Intel's Alder Lake 600-series chipsets (which Intel calls platform controller hub, or PCH) that support the company's Converged Security and Management Engine (CSME) already feature a TRC module that constantly monitors the operation of other components in the system, including the CPU itself.
TRC monitors such things as timing failures due to a voltage, clock, temperature, or electromagnetic glitch, which a variety of things might cause. For example, when specific CPU timings are out of the ordinary, this may indicate a cyberattack (one that uses a fault injunction or exploits holes in security). The set of TRC sensors is calibrated to detect errors caused by a fault injection rather than by normal workload voltage droops, so Intel is confident that the technology will not activate mitigation techniques to ensure data integrity in normal conditions due to a false positives probe.

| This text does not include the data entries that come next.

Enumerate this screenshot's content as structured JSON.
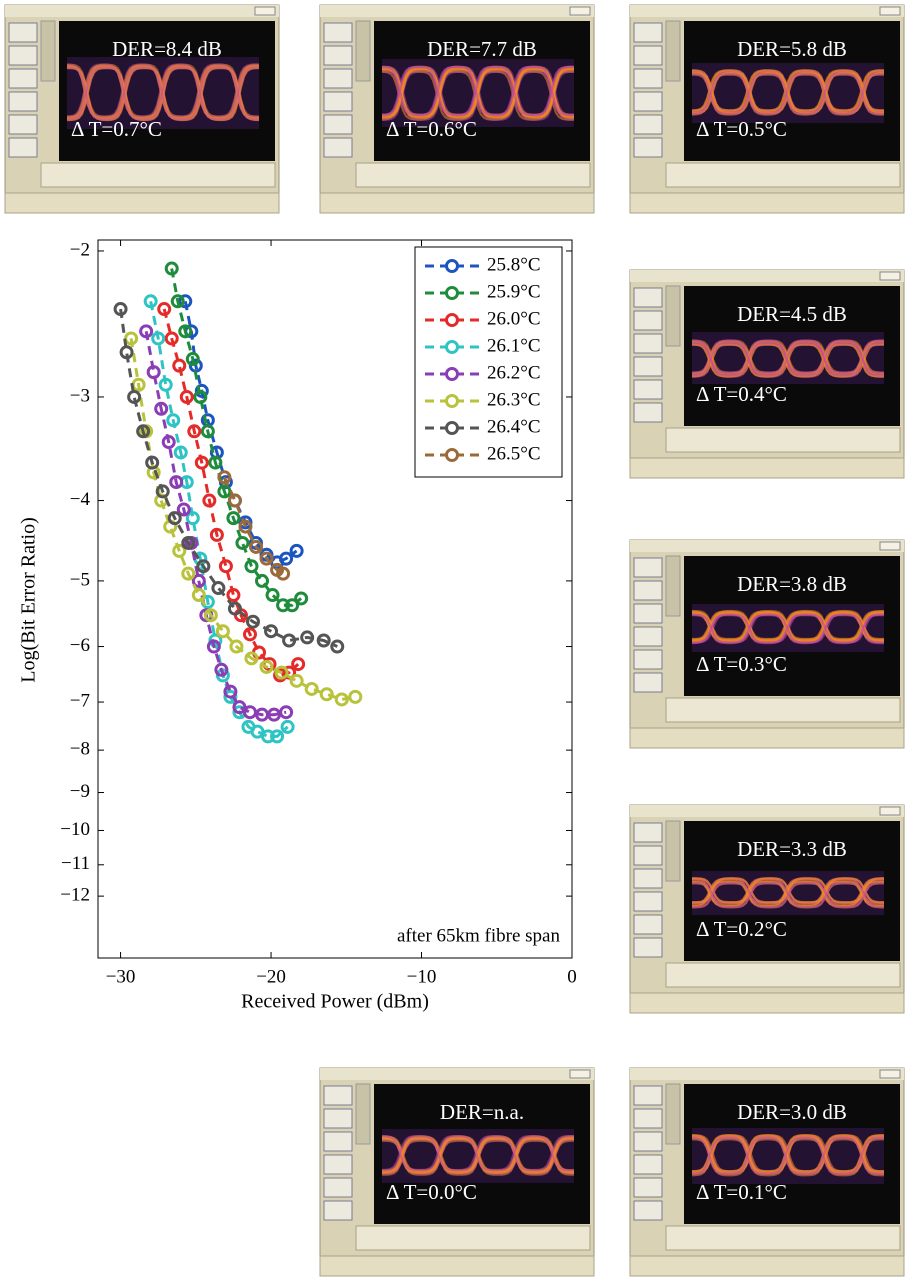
{
  "chart_data": {
    "type": "line",
    "xlabel": "Received Power (dBm)",
    "ylabel": "Log(Bit Error Ratio)",
    "annotation": "after 65km fibre span",
    "xlim": [
      -31.5,
      0
    ],
    "ylim": [
      -14.25,
      -1.94
    ],
    "yscale": "log-negative",
    "xticks": [
      {
        "value": -30,
        "label": "−30"
      },
      {
        "value": -20,
        "label": "−20"
      },
      {
        "value": -10,
        "label": "−10"
      },
      0
    ],
    "yticks": [
      {
        "value": -2,
        "label": "−2"
      },
      {
        "value": -3,
        "label": "−3"
      },
      {
        "value": -4,
        "label": "−4"
      },
      {
        "value": -5,
        "label": "−5"
      },
      {
        "value": -6,
        "label": "−6"
      },
      {
        "value": -7,
        "label": "−7"
      },
      {
        "value": -8,
        "label": "−8"
      },
      {
        "value": -9,
        "label": "−9"
      },
      {
        "value": -10,
        "label": "−10"
      },
      {
        "value": -11,
        "label": "−11"
      },
      {
        "value": -12,
        "label": "−12"
      }
    ],
    "legend": "upper right",
    "series": [
      {
        "name": "25.8°C",
        "color": "#1c55c0",
        "x": [
          -25.7,
          -25.3,
          -25.0,
          -24.6,
          -24.2,
          -23.6,
          -23.0,
          -22.4,
          -21.7,
          -21.0,
          -20.3,
          -19.6,
          -19.0,
          -18.3
        ],
        "values": [
          -2.3,
          -2.5,
          -2.75,
          -2.95,
          -3.2,
          -3.5,
          -3.8,
          -4.0,
          -4.25,
          -4.5,
          -4.65,
          -4.75,
          -4.7,
          -4.6
        ]
      },
      {
        "name": "25.9°C",
        "color": "#1e8c3a",
        "x": [
          -26.6,
          -26.2,
          -25.7,
          -25.2,
          -24.7,
          -24.2,
          -23.7,
          -23.1,
          -22.5,
          -21.9,
          -21.3,
          -20.6,
          -19.9,
          -19.2,
          -18.6,
          -18.0
        ],
        "values": [
          -2.1,
          -2.3,
          -2.5,
          -2.7,
          -3.0,
          -3.3,
          -3.6,
          -3.9,
          -4.2,
          -4.5,
          -4.8,
          -5.0,
          -5.2,
          -5.35,
          -5.35,
          -5.25
        ]
      },
      {
        "name": "26.0°C",
        "color": "#e52a2a",
        "x": [
          -27.1,
          -26.6,
          -26.1,
          -25.6,
          -25.1,
          -24.6,
          -24.1,
          -23.6,
          -23.0,
          -22.5,
          -22.0,
          -21.4,
          -20.8,
          -20.1,
          -19.4,
          -18.8,
          -18.2
        ],
        "values": [
          -2.35,
          -2.55,
          -2.75,
          -3.0,
          -3.3,
          -3.6,
          -4.0,
          -4.4,
          -4.8,
          -5.2,
          -5.5,
          -5.8,
          -6.1,
          -6.3,
          -6.5,
          -6.45,
          -6.3
        ]
      },
      {
        "name": "26.1°C",
        "color": "#2ec4c4",
        "x": [
          -28.0,
          -27.5,
          -27.0,
          -26.5,
          -26.0,
          -25.6,
          -25.2,
          -24.7,
          -24.2,
          -23.7,
          -23.2,
          -22.7,
          -22.1,
          -21.5,
          -20.9,
          -20.2,
          -19.6,
          -18.9
        ],
        "values": [
          -2.3,
          -2.55,
          -2.9,
          -3.2,
          -3.5,
          -3.8,
          -4.2,
          -4.7,
          -5.3,
          -5.9,
          -6.5,
          -6.9,
          -7.2,
          -7.5,
          -7.6,
          -7.7,
          -7.7,
          -7.5
        ]
      },
      {
        "name": "26.2°C",
        "color": "#8a3db4",
        "x": [
          -28.3,
          -27.8,
          -27.3,
          -26.8,
          -26.3,
          -25.8,
          -25.3,
          -24.8,
          -24.3,
          -23.8,
          -23.3,
          -22.7,
          -22.1,
          -21.4,
          -20.6,
          -19.8,
          -19.0
        ],
        "values": [
          -2.5,
          -2.8,
          -3.1,
          -3.4,
          -3.8,
          -4.1,
          -4.5,
          -5.0,
          -5.5,
          -6.0,
          -6.4,
          -6.8,
          -7.1,
          -7.2,
          -7.25,
          -7.25,
          -7.2
        ]
      },
      {
        "name": "26.3°C",
        "color": "#b8c23a",
        "x": [
          -29.3,
          -28.8,
          -28.3,
          -27.8,
          -27.3,
          -26.7,
          -26.1,
          -25.5,
          -24.8,
          -24.0,
          -23.2,
          -22.3,
          -21.3,
          -20.3,
          -19.3,
          -18.3,
          -17.3,
          -16.3,
          -15.3,
          -14.4
        ],
        "values": [
          -2.55,
          -2.9,
          -3.3,
          -3.7,
          -4.0,
          -4.3,
          -4.6,
          -4.9,
          -5.2,
          -5.5,
          -5.75,
          -6.0,
          -6.2,
          -6.35,
          -6.45,
          -6.6,
          -6.75,
          -6.85,
          -6.95,
          -6.9
        ]
      },
      {
        "name": "26.4°C",
        "color": "#555555",
        "x": [
          -30.0,
          -29.6,
          -29.1,
          -28.5,
          -27.9,
          -27.2,
          -26.4,
          -25.5,
          -24.5,
          -23.5,
          -22.4,
          -21.2,
          -20.0,
          -18.8,
          -17.6,
          -16.5,
          -15.6
        ],
        "values": [
          -2.35,
          -2.65,
          -3.0,
          -3.3,
          -3.6,
          -3.9,
          -4.2,
          -4.5,
          -4.8,
          -5.1,
          -5.4,
          -5.6,
          -5.75,
          -5.9,
          -5.85,
          -5.9,
          -6.0
        ]
      },
      {
        "name": "26.5°C",
        "color": "#9a6a3a",
        "x": [
          -23.1,
          -22.4,
          -21.7,
          -21.0,
          -20.3,
          -19.6,
          -19.2
        ],
        "values": [
          -3.75,
          -4.0,
          -4.3,
          -4.55,
          -4.7,
          -4.85,
          -4.9
        ]
      }
    ]
  },
  "panels": [
    {
      "der": "DER=8.4 dB",
      "dt": "Δ T=0.7°C"
    },
    {
      "der": "DER=7.7 dB",
      "dt": "Δ T=0.6°C"
    },
    {
      "der": "DER=5.8 dB",
      "dt": "Δ T=0.5°C"
    },
    {
      "der": "DER=4.5 dB",
      "dt": "Δ T=0.4°C"
    },
    {
      "der": "DER=3.8 dB",
      "dt": "Δ T=0.3°C"
    },
    {
      "der": "DER=3.3 dB",
      "dt": "Δ T=0.2°C"
    },
    {
      "der": "DER=n.a.",
      "dt": "Δ T=0.0°C"
    },
    {
      "der": "DER=3.0 dB",
      "dt": "Δ T=0.1°C"
    }
  ]
}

"By changing the monitoring configuration and building the infrastructure to leverage the sensitivity of the TRC to fault injection attacks, the circuit was tuned for security applications," said Carlos Tokunaga, principal engineer in Intel Labs, explaining the research approach.
While the TRC technology is test driven on a client platform, it will likely find itself in Intel's upcoming data center platforms as well. For obvious reasons, it is harder to get into a data center physically that to gain access to a PC. But once a perpetrator is in, he gets access to loads of systems simultaneously so TRC might be pretty helpful.